Comment on draft PEP for deprecating six builtins
Alex Martelli
aleax at aleax.it
Mon Apr 29 04:05:32 EDT 2002
David Eppstein wrote:
> In article <aaim48$7fd$1 at bob.news.rcn.net>,
> "Raymond Hettinger" <python at rcn.com> wrote:
>
>> The functionals (map, filter, and reduce) had greater importance
>> prior to the introduction of list comprehensions which are now the
>> preferred (and more readable) approach.
>
> Map and filter, I can see substituting with list comprehensions.
> But can you tell me how to use a list comprehension in place of reduce?

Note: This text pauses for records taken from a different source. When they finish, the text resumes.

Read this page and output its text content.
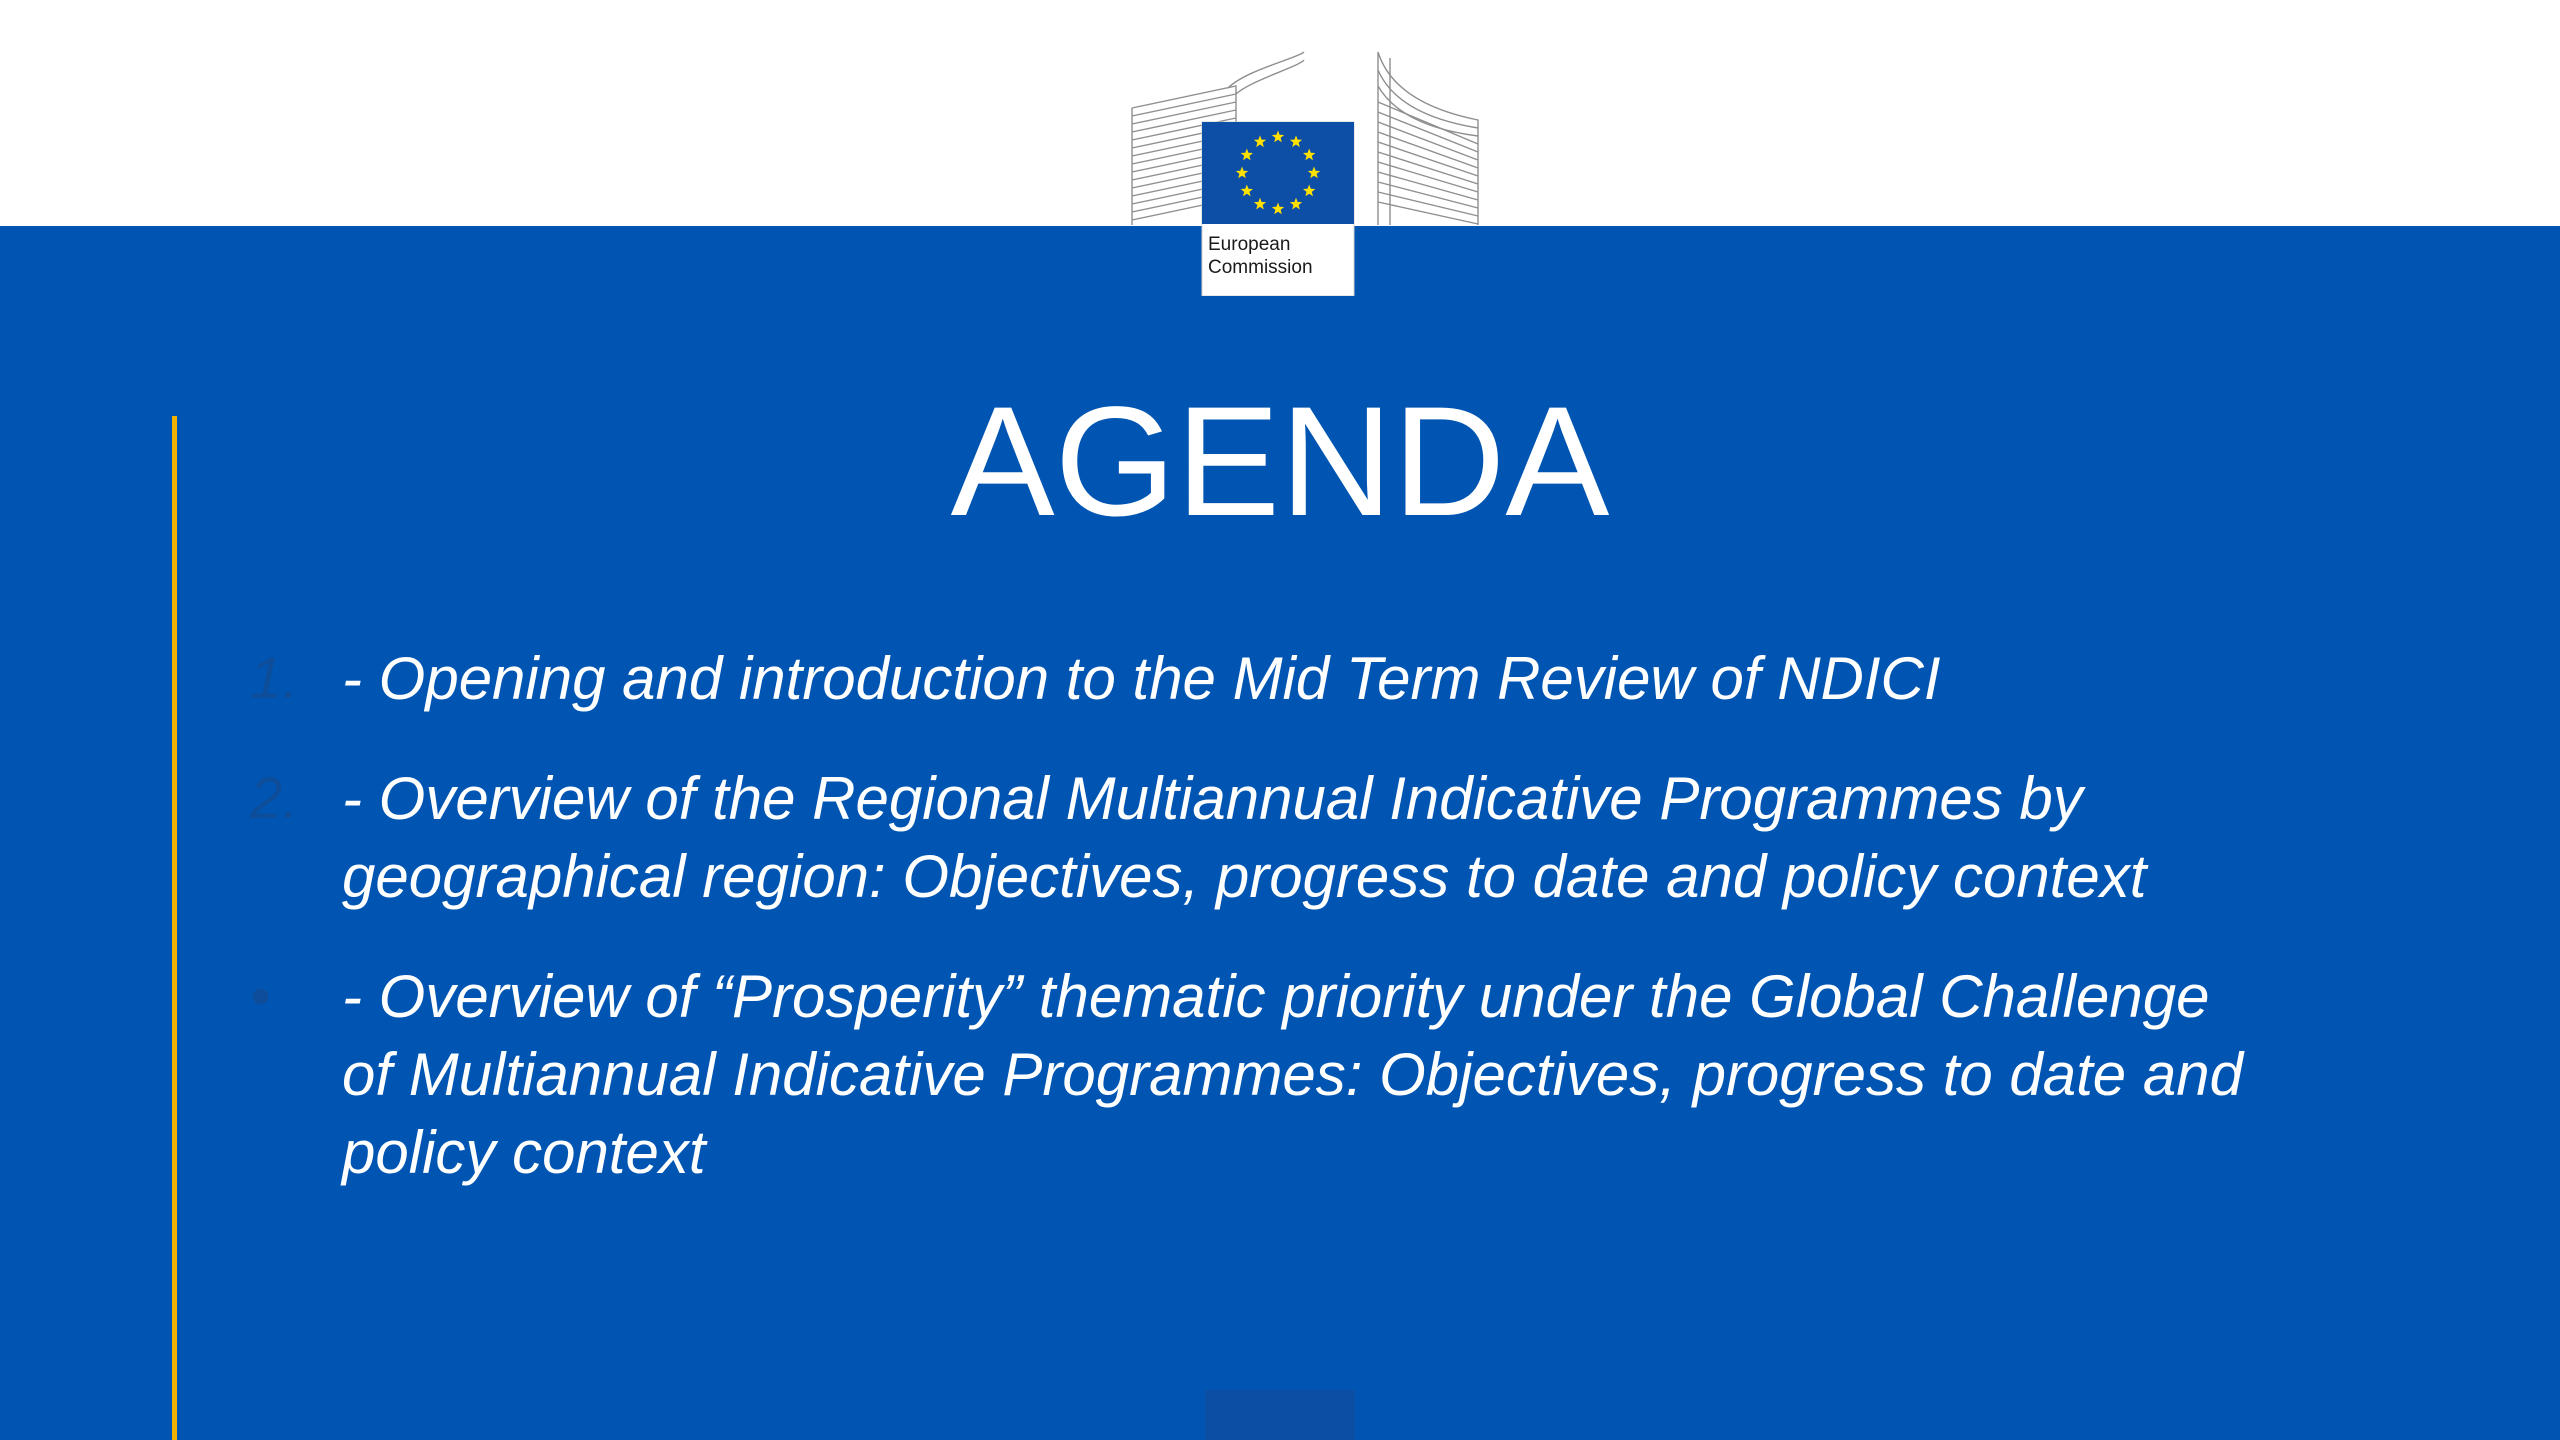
European
Commission
AGENDA
1. - Opening and introduction to the Mid Term Review of NDICI
2. - Overview of the Regional Multiannual Indicative Programmes by
geographical region: Objectives, progress to date and policy context
•	- Overview of “Prosperity” thematic priority under the Global Challenge
of Multiannual Indicative Programmes: Objectives, progress to date and
policy context
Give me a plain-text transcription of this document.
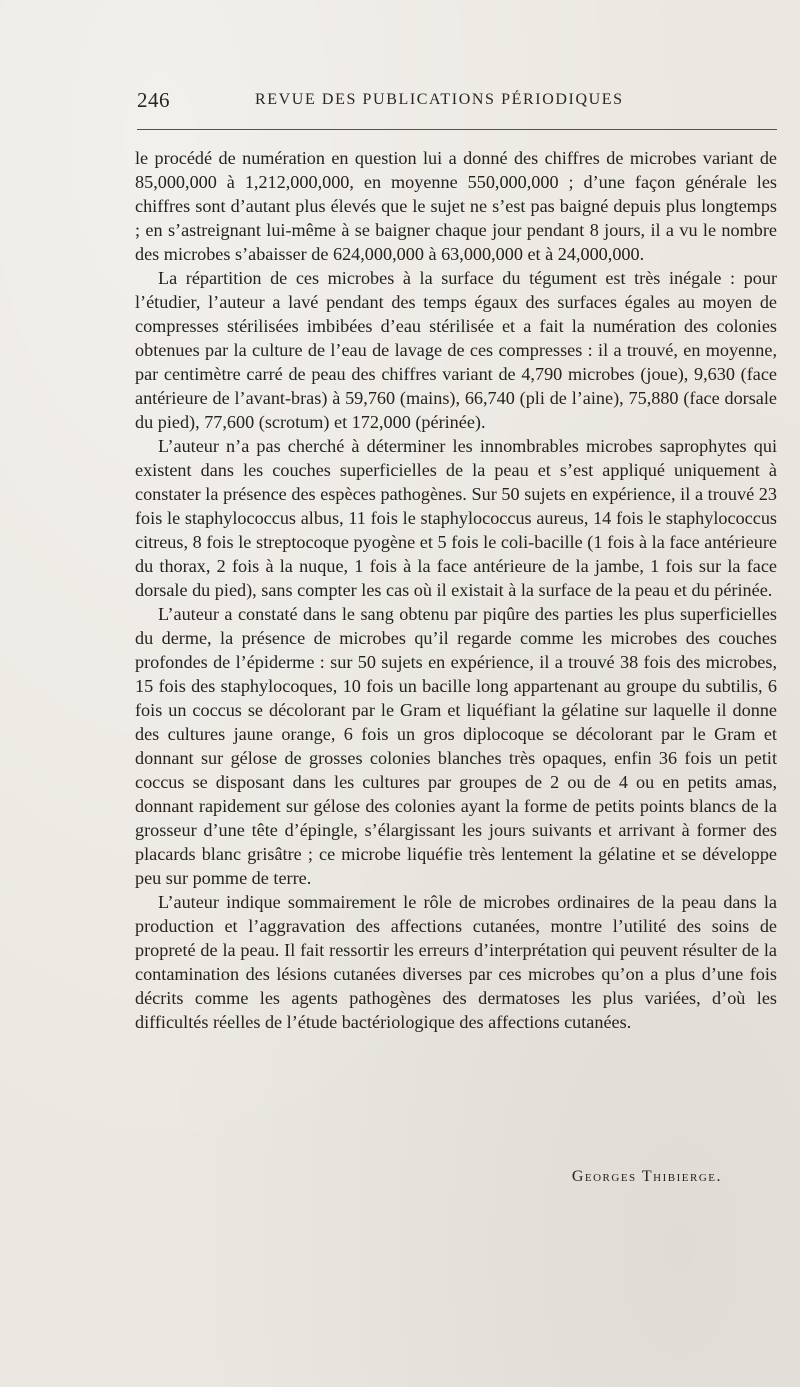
246	REVUE DES PUBLICATIONS PÉRIODIQUES

le procédé de numération en question lui a donné des chiffres de microbes variant de 85,000,000 à 1,212,000,000, en moyenne 550,000,000 ; d’une façon générale les chiffres sont d’autant plus élevés que le sujet ne s’est pas baigné depuis plus longtemps ; en s’astreignant lui-même à se baigner chaque jour pendant 8 jours, il a vu le nombre des microbes s’abaisser de 624,000,000 à 63,000,000 et à 24,000,000.

La répartition de ces microbes à la surface du tégument est très inégale : pour l’étudier, l’auteur a lavé pendant des temps égaux des surfaces égales au moyen de compresses stérilisées imbibées d’eau stérilisée et a fait la numération des colonies obtenues par la culture de l’eau de lavage de ces compresses : il a trouvé, en moyenne, par centimètre carré de peau des chiffres variant de 4,790 microbes (joue), 9,630 (face antérieure de l’avant-bras) à 59,760 (mains), 66,740 (pli de l’aine), 75,880 (face dorsale du pied), 77,600 (scrotum) et 172,000 (périnée).

L’auteur n’a pas cherché à déterminer les innombrables microbes saprophytes qui existent dans les couches superficielles de la peau et s’est appliqué uniquement à constater la présence des espèces pathogènes. Sur 50 sujets en expérience, il a trouvé 23 fois le staphylococcus albus, 11 fois le staphylococcus aureus, 14 fois le staphylococcus citreus, 8 fois le streptocoque pyogène et 5 fois le coli-bacille (1 fois à la face antérieure du thorax, 2 fois à la nuque, 1 fois à la face antérieure de la jambe, 1 fois sur la face dorsale du pied), sans compter les cas où il existait à la surface de la peau et du périnée.

L’auteur a constaté dans le sang obtenu par piqûre des parties les plus superficielles du derme, la présence de microbes qu’il regarde comme les microbes des couches profondes de l’épiderme : sur 50 sujets en expérience, il a trouvé 38 fois des microbes, 15 fois des staphylocoques, 10 fois un bacille long appartenant au groupe du subtilis, 6 fois un coccus se décolorant par le Gram et liquéfiant la gélatine sur laquelle il donne des cultures jaune orange, 6 fois un gros diplocoque se décolorant par le Gram et donnant sur gélose de grosses colonies blanches très opaques, enfin 36 fois un petit coccus se disposant dans les cultures par groupes de 2 ou de 4 ou en petits amas, donnant rapidement sur gélose des colonies ayant la forme de petits points blancs de la grosseur d’une tête d’épingle, s’élargissant les jours suivants et arrivant à former des placards blanc grisâtre ; ce microbe liquéfie très lentement la gélatine et se développe peu sur pomme de terre.

L’auteur indique sommairement le rôle de microbes ordinaires de la peau dans la production et l’aggravation des affections cutanées, montre l’utilité des soins de propreté de la peau. Il fait ressortir les erreurs d’interprétation qui peuvent résulter de la contamination des lésions cutanées diverses par ces microbes qu’on a plus d’une fois décrits comme les agents pathogènes des dermatoses les plus variées, d’où les difficultés réelles de l’étude bactériologique des affections cutanées.

Georges Thibierge.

Only kludgily, today (skipping the extra test needed to handle
a missing 'starter'):
def myreduce(function, sequence, starter):
return [starter for item in sequence
for starter in (function(starter,item),)][-1]
>>> from operator import add
>>> myreduce(add, range(10), 0)
45
>>>
You can replace any use of built-in reduce with a list comprehension
based on these ideas -- if starter is missing you need a further
'for starter in sequence[:1]' as the first for clause of the LC
and of course 'for item in sequence[1:]' as the second for clause.
But I do think this IS kludgy, much like saying that Python DOES
have assignment-within-expression because where in C you might
code
while((next=makenext())) process(next);
in Python you might code
while [next for next in (makenext(),)][0]: process(next)
"[x for x in (y,)][0]" DOES have just the same semantics as a
hypothetical "x=y acceptable as part of an expression". But it
does appear to me to be a kludgy exploit of something of an
"implementation accident" of list comprehensions.